Sepertinya tak ada kesalahan fatal yang aku lakukan, selain ketika mama menitipkan Rista bersama aku seharian. Aku memang tak menghubungi Rina waktu itu, bahkan menghindar sekuat tenaga darinya ketika kami tanpa sengaja berada di tempat yang sama. Bukan maksudku menyembunyikan Rina dari Rista atau sebaliknya, tapi aku hanya belum siap jika Rina tahu kondisi keluargaku.
"Kak, Kak Restu!"
"Tu bocah ngapain kesini lagi. Lebih baik aku pura-pura tidur aja" gumamku saat mendengar suara adikku memanggil-manggil namaku. Aku segera meraih bantal dan menenggelamkan kepalaku di sana.
"Kak..."
Kok suaranya gitu?
Aku segera bergegas keluar kamar dan membuka pintu rumahku. Saat pintu terbuka, aku melihat adikku datang dengan piyama dan sebuah ransel di punggungnya. Tak lupa boneka lumba-lumba yang merupakan kado dari almarhum Papa berada dalam pelukannya.

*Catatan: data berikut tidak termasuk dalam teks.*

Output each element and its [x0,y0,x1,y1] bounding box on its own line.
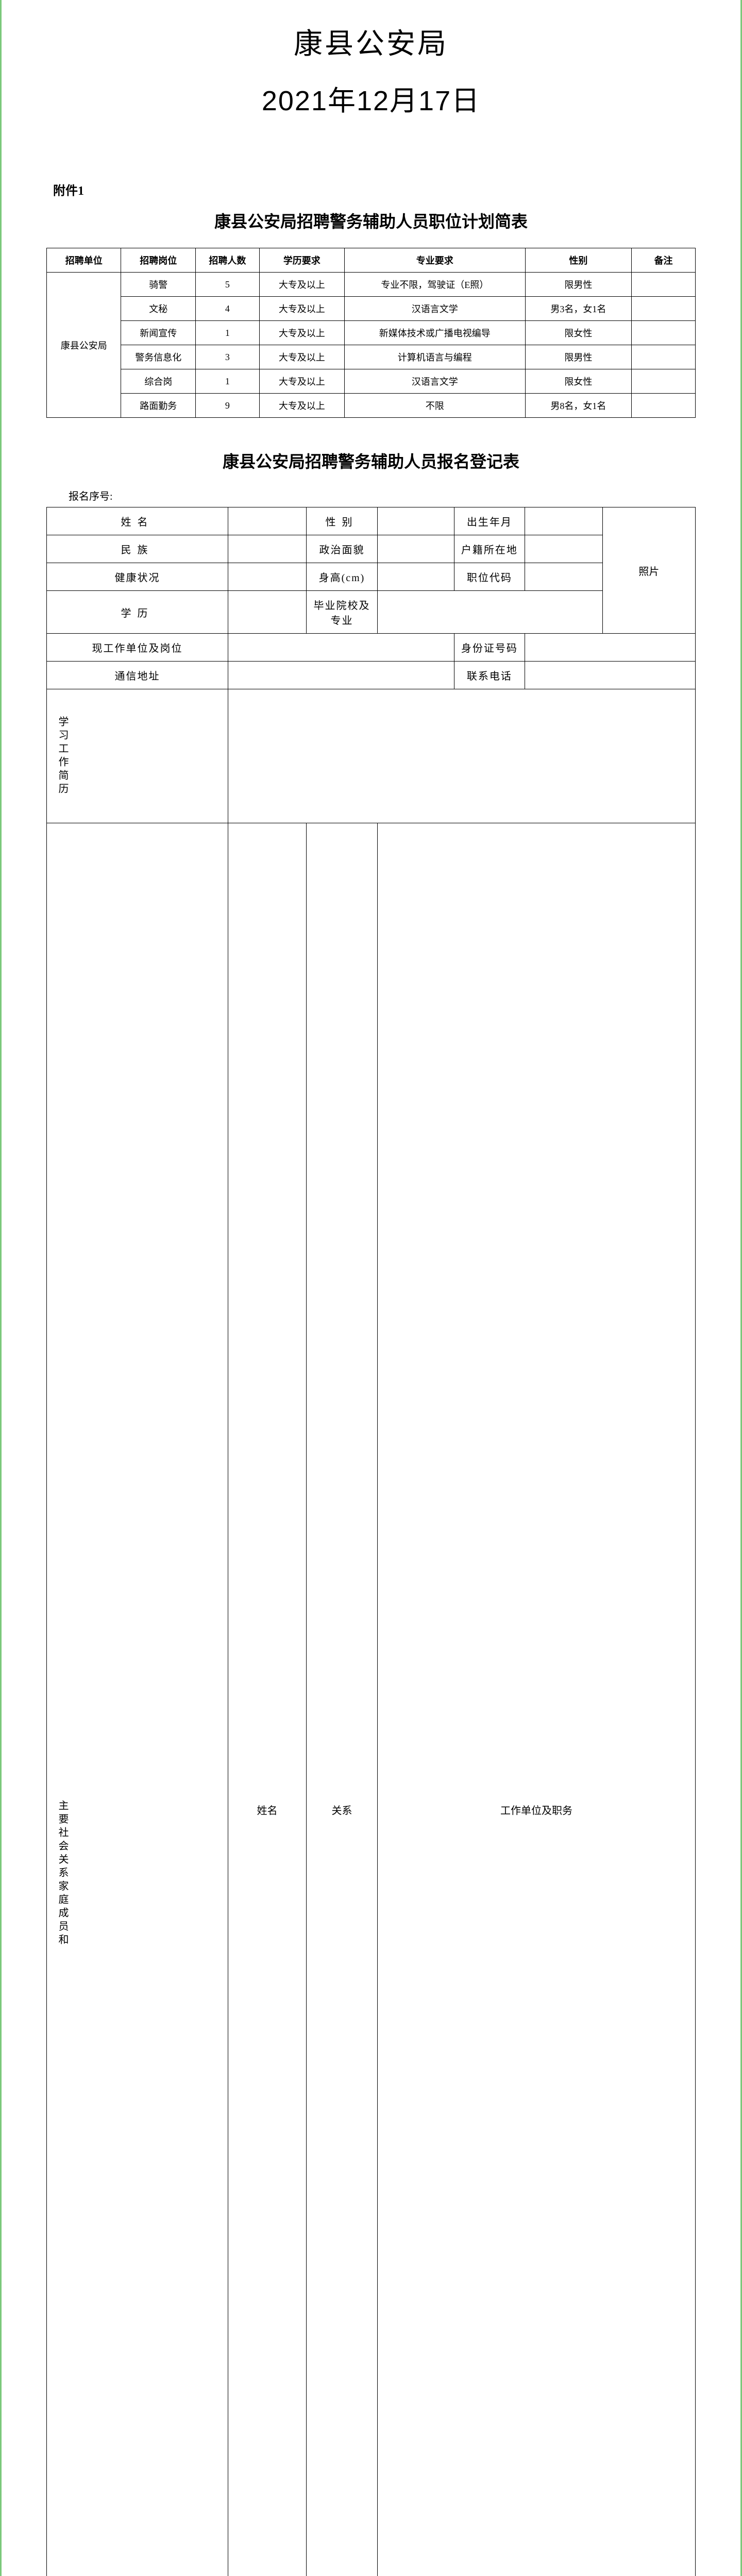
field-domicile [525,535,602,563]
table-row: 学习工作简历 [47,689,696,823]
plan-body: 康县公安局 骑警 5 大专及以上 专业不限，驾驶证（E照） 限男性 文秘4大专及… [47,273,696,418]
label-phone: 联系电话 [454,662,525,689]
field-height [377,563,454,591]
issue-date: 2021年12月17日 [22,62,720,160]
label-edu: 学历 [47,591,228,634]
registration-table: 姓名 性别 出生年月 照片 民族 政治面貌 户籍所在地 健康状况 身高(cm) … [46,507,696,2576]
table-row: 路面勤务9大专及以上不限男8名，女1名 [47,394,696,418]
label-resume: 学习工作简历 [47,689,228,823]
label-family: 主要社会关系家庭成员和 [47,823,228,2576]
label-name: 姓名 [47,507,228,535]
attachment1-label: 附件1 [53,180,720,198]
label-political: 政治面貌 [306,535,377,563]
field-name [228,507,307,535]
plan-header-row: 招聘单位 招聘岗位 招聘人数 学历要求 专业要求 性别 备注 [47,248,696,273]
table-row: 警务信息化3大专及以上计算机语言与编程限男性 [47,345,696,369]
label-school: 毕业院校及专业 [306,591,377,634]
field-ethnic [228,535,307,563]
label-postcode: 职位代码 [454,563,525,591]
label-domicile: 户籍所在地 [454,535,525,563]
field-gender [377,507,454,535]
table-row: 健康状况 身高(cm) 职位代码 [47,563,696,591]
serial-label: 报名序号: [69,488,720,503]
col-post: 招聘岗位 [121,248,195,273]
field-school [377,591,602,634]
page-container: 康县公安局 2021年12月17日 附件1 康县公安局招聘警务辅助人员职位计划简… [0,0,742,2576]
field-edu [228,591,307,634]
table-row: 康县公安局 骑警 5 大专及以上 专业不限，驾驶证（E照） 限男性 [47,273,696,297]
label-height: 身高(cm) [306,563,377,591]
table-row: 文秘4大专及以上汉语言文学男3名，女1名 [47,297,696,321]
field-phone [525,662,696,689]
field-current [228,634,454,662]
field-resume [228,689,696,823]
col-major: 专业要求 [344,248,525,273]
org-title: 康县公安局 [22,0,720,62]
label-address: 通信地址 [47,662,228,689]
table-row: 通信地址 联系电话 [47,662,696,689]
field-political [377,535,454,563]
fam-col-name: 姓名 [228,823,307,2576]
registration-title: 康县公安局招聘警务辅助人员报名登记表 [22,449,720,472]
photo-cell: 照片 [602,507,695,634]
label-current: 现工作单位及岗位 [47,634,228,662]
col-note: 备注 [632,248,696,273]
col-edu: 学历要求 [259,248,344,273]
fam-col-work: 工作单位及职务 [377,823,695,2576]
table-row: 现工作单位及岗位 身份证号码 [47,634,696,662]
plan-table-title: 康县公安局招聘警务辅助人员职位计划简表 [22,209,720,232]
field-idcard [525,634,696,662]
plan-table: 招聘单位 招聘岗位 招聘人数 学历要求 专业要求 性别 备注 康县公安局 骑警 … [46,248,696,418]
table-row: 主要社会关系家庭成员和 姓名 关系 工作单位及职务 [47,823,696,2576]
table-row: 姓名 性别 出生年月 照片 [47,507,696,535]
col-gender: 性别 [525,248,631,273]
label-gender: 性别 [306,507,377,535]
col-count: 招聘人数 [195,248,259,273]
field-health [228,563,307,591]
label-health: 健康状况 [47,563,228,591]
unit-cell: 康县公安局 [47,273,121,418]
field-address [228,662,454,689]
table-row: 综合岗1大专及以上汉语言文学限女性 [47,369,696,394]
table-row: 民族 政治面貌 户籍所在地 [47,535,696,563]
table-row: 新闻宣传1大专及以上新媒体技术或广播电视编导限女性 [47,321,696,345]
fam-col-rel: 关系 [306,823,377,2576]
table-row: 学历 毕业院校及专业 [47,591,696,634]
label-birth: 出生年月 [454,507,525,535]
field-birth [525,507,602,535]
field-postcode [525,563,602,591]
label-ethnic: 民族 [47,535,228,563]
col-unit: 招聘单位 [47,248,121,273]
label-idcard: 身份证号码 [454,634,525,662]
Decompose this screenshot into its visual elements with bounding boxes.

Aku segera membimbing Rista untuk masuk rumah. "Kamu kenapa malam-malam kesini? Kamu sama siapa?" tanyaku sambil menghapus air mata yang menganak sungai di kedua pipi adikku ini.

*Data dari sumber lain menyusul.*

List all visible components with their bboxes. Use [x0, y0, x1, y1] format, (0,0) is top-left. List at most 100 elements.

"Kak, Rista hiks boleh ya hiks ikut Kakak hiks hiks?"
"Ikut kemana?" tanyaku dengan menangkup wajah adik kesayanganku ini.
"Ikut tinggal disini," ucap Rista sebelum menenggelamkan wajahnya dalam pelukanku. Dan pecah sudah tangisnya di sana.
Ingin sekali aku bertanya apa yang terjadi sebenarnya. Namun tampaknya waktunya tak tepat saat ini. Melihat kondisi adikku yang tampak kacau ini.
"Ke kamar istirahat ya," ajak ku pada Rista.
Dia hanya menggeleng sebagai jawaban. Bukannya berhenti, tangisnya justru makin menjadi setelahnya.
"Udah, nangisnya udah," kataku sambil mengusap lembut punggungnya.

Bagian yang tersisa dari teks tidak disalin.